Host and parasite data
Cophylogenetic analyses were conducted on two dataset pairs: 1) PHMITOS - the mitogenome dataset for nine parasites and nine hosts; 2) P18SHMITO − 18S rRNA + ITS for Gyrodactylus parasites (103 species) and mitogenomes of 100 host species. Seventeen Gyrodactylus mitogenomes were available in the GenBank database (last accessed 9th Jun 2022). After removing duplicates (leaving one mitogenome per species) and two mitogenomes for which we failed to find the host information, seven mitogenomes were left in the dataset; to this we added two newly sequenced and annotated mitogenomes, resulting in nine mitogenomes in total. Similarly, 378 Gyrodactylus 18S + ITS gene sequences were downloaded from GenBank (last accessed 9th Jun 2022), and 103 sequences were left after the same filtering procedure. The host information for the above two parasite datasets was obtained from the GyroDb database [20]. We also built two additional P18SHMITO subdatasets for additional analyses. Among the 100 hosts in our study, only 17 were parasitised by more than three gyrodactylids.
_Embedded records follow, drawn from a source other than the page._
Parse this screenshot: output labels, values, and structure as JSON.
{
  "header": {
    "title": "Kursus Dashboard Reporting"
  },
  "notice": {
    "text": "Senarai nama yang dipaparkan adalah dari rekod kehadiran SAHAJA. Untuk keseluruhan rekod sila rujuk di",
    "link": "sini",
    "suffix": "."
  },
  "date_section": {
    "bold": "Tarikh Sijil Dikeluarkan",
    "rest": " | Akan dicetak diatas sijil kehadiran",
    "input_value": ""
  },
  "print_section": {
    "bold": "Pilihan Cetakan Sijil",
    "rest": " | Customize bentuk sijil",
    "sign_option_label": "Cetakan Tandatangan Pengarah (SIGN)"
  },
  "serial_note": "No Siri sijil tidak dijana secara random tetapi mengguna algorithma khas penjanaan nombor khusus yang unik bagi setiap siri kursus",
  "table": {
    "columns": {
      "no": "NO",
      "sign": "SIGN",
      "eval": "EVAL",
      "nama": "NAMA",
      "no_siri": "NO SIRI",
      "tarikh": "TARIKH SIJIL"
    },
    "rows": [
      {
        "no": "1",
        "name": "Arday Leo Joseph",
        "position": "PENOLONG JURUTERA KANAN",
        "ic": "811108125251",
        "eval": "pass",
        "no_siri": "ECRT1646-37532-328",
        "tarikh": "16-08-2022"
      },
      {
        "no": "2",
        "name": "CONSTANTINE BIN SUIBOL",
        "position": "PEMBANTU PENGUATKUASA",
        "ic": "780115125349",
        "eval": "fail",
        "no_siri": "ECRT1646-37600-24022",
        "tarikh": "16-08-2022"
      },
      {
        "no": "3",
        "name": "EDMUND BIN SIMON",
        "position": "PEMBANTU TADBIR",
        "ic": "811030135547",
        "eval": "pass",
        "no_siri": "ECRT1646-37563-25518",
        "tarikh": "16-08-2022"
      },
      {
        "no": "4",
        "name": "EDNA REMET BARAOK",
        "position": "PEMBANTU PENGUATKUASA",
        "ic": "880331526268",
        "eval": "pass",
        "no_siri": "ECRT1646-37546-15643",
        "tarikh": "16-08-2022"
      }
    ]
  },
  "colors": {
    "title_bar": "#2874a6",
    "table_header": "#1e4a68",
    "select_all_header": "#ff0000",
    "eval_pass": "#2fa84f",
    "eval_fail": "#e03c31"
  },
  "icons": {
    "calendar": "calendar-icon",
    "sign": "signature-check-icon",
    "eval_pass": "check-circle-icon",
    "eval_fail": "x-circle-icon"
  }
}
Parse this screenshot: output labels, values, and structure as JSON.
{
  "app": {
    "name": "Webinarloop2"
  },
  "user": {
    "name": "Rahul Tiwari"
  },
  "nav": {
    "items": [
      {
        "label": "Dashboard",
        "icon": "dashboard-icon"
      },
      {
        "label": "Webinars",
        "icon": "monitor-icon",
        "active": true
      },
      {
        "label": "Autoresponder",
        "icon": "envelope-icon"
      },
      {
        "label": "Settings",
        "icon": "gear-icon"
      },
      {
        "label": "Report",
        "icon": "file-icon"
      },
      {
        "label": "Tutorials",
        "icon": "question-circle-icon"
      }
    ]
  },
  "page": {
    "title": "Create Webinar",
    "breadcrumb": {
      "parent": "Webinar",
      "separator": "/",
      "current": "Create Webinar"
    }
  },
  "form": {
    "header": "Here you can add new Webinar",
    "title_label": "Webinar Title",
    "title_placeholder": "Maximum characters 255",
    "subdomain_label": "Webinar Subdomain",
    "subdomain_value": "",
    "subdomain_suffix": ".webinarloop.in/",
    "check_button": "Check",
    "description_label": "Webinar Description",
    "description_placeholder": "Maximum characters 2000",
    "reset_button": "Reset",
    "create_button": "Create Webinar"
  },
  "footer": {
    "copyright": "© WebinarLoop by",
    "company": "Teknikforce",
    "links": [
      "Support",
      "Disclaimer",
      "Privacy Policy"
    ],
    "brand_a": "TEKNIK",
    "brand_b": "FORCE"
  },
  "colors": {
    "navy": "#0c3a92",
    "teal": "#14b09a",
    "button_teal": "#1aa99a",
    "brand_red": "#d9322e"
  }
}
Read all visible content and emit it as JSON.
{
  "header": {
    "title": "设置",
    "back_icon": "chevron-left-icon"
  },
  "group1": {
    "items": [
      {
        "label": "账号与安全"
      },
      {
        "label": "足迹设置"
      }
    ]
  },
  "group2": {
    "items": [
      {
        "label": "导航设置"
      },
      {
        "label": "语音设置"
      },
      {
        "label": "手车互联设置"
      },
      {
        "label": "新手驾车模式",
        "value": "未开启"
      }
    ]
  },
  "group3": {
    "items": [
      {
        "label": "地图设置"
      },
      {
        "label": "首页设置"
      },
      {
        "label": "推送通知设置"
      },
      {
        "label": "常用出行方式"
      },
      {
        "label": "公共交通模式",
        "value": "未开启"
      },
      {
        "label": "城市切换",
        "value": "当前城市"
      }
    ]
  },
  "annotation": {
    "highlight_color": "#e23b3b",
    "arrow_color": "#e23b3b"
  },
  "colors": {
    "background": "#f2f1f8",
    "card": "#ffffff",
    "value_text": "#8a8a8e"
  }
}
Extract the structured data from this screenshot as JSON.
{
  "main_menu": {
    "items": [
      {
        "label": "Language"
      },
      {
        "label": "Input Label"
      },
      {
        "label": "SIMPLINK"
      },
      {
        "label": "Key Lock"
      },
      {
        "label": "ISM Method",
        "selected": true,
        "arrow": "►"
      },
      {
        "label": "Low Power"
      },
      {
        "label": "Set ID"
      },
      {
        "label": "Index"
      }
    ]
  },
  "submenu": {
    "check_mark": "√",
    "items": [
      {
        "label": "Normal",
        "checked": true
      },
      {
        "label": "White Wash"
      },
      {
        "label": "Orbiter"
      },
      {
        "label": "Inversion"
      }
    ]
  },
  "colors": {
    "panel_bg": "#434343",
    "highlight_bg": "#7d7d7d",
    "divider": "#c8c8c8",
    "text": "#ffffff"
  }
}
As Page (1993) argued that host species infected by multiple parasite species could cause incongruence between the host and parasite phylogenies, to assess the impact of these hosts on host-parasite co-evolution analyses, we tested an additional P18SHMITO subdataset, from which these 17 hosts were removed (“17 hosts removed” dataset). Also, to test whether gyrodactylids with low host-specificity interfered with the analyses, we removed gyrodactylids with the top 15% SPSi values from the P18SHMITO dataset (see the definition of SPSi in the “Host specificity” section). Although different species were removed to generate the “removed top 15% SPSi” dataset, the number of gyrodactylids (88) and hosts (85) in this dataset was almost identical to the corresponding numbers in the “17 hosts removed” dataset (82 gyrodactylids and 83 hosts).
Phylogenetic analyses
PhyloSuite v.1.2.3 [21] was used to retrieve the data from GenBank, extract and modify the default taxonomic data, extract mitogenomic data, parse and extract the mitogenome annotations recorded in Word documents, create GenBank submission files, create organization tables for mitogenomes, make genomic statistics of the mitogenomes of gyrodactylids, generate annotation files for the architecture visualisation in iTOL (I Letunic and P Bork [22], and conduct phylogenetic analyses using two plug-in software programs: IQ-TREE (maximum likelihood analysis – ML) [23] and MrBayes (Bayesian Inference - BI) [24]. Two datasets were used: 1. nucleotide alignment of all PCGs + 2rRNAs of the PHMITO dataset (PHMITOS henceforth); 2. nucleotide alignments of 18S + ITS (gyrodactylid) and 13PCGs + 2rRNAs (hosts) of the P18SHMITO dataset. All preparatory steps were also conducted using PhyloSuite and its plug-in programs: sequences were aligned in MAFFT [25] and PCG alignments further refined using MACSE (Ranwez et al.,2011); alignments were concatenated by PhyloSuite; optimal evolutionary model and partitioning strategy were inferred using ModelFinder (for 18S + ITS data) [26] and PartitionFinder2 (for mitogenome data) [27].
Host specificity
For each gyrodactylid, we calculated its basic host specificity, phylogenetic host specificity, as well as geographic host specificity. Basic host specificity was calculated with the number of recorded host species or ‘host species range’. Phylogenetic host specificity was represented by the standardized effect size of Faith’s phylogenetic diversity (PD) of hosts exploited by a parasite, which is calculated using the R function ses.pd in the Picante package [28]. The standardized effect size of phylogenetic diversity (SPSi) is the difference between the observed phylogenetic diversity between hosts of each gyrodactylid and the mean phylogenetic diversity obtained with the same number of hosts generated using a random choice of host species from the tree (null data), divided by the standard deviation of phylogenetic diversities in the null data, inferred by performing 999 runs and 1,000 iterations for PSi, as recommended by Poulin et al. (2011).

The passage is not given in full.